Third. If the inflammation be situated in the sheaths of the tendons, the pain, which is specially situated on the front of the finger, is very severe, and strikes up through the whole arm to the shoulder; upon the finger only a slight swelling is to be observed, but it spreads so much the more over the greater part of the hand to the wrist, and even to the fore arm. Severe fever usually accompanies it. If the thumb, fore, or middle finger be attacked, the pain ascends outwards upon the front of the hand; but, if the ring or little finger be attacked, then the pain is continued along the ulnar surface to the elbow-joint and up to the arm-pit. When suppuration occurs, fluctuation is not distinguishable on account of the deep situation of the pus. The inflammation readily spreads to the periosteum, and destruction of the phalanges often ensues.

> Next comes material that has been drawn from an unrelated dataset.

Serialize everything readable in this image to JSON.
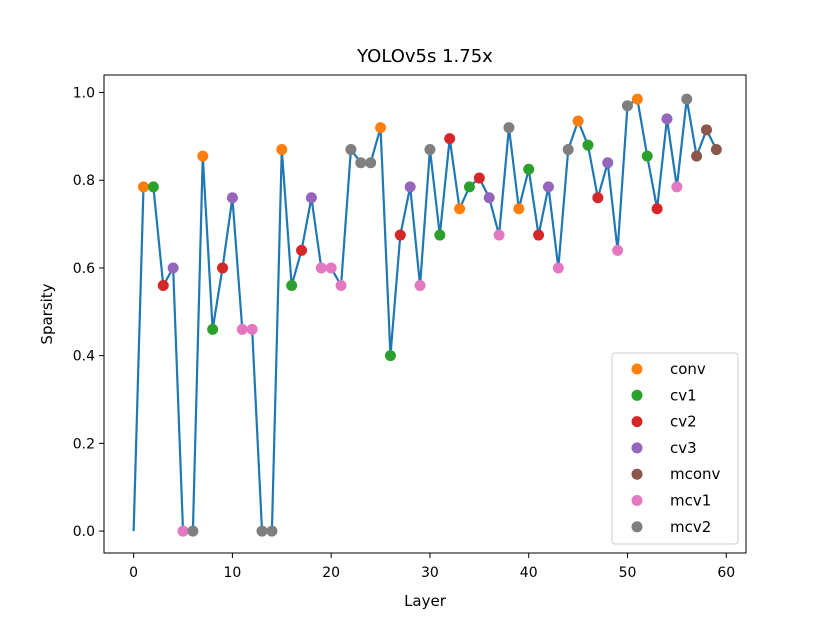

[This form is ABERNETHY'S Paronychia tendinosa.

TRAVERS (a) observes that "this, the case of acute paronychia," as he calls it, "is frequently accompanied with absorbent inflammation, but not invariably; nor is it on this account more serious. Matter is secreted by the inflamed synovial surface of the tendinous sheath, or the particular fascia investing the tendinous extremity of a muscle of the arm or leg; or beneath a ligamentous expansion, as the palmar or plantar aponeurosis." Sometimes the symptoms supervene in a few hours after the injury, sometimes not for days, so that the patient scarcely recognises the injury, usually a small penetrating wound. If the wounded thumb or finger is disfigured by excessive oedema, the symptoms of disturbance are less severe than when, with great tension, the swelling is inconsiderable and void of fluctuation, so as to make the existence of matter doubtful. The quantity of pus is so small, and the relief of discharging it so great, as to demonstrate that its situation alone had given rise to the intense pain. Is it owing to the partial escape of matter into the cellular substance, or to the inflammation having originally attacked this texture, exterior to the theca or fascia, and affected the interior only by sympathetic connexion, that the symptoms are less urgent when the oedema is present ?" (pp. 216, 17.)

LE DRAN considers this form of whitlow to differ from the preceding in not being consequent on phlegmonous but erysipelatous inflammation: and he does "not think that an erysipelas affecting these parts, and forming a whitlow can proceed from an in

VOL. I.

(a) On Constitutional Irritation, part i.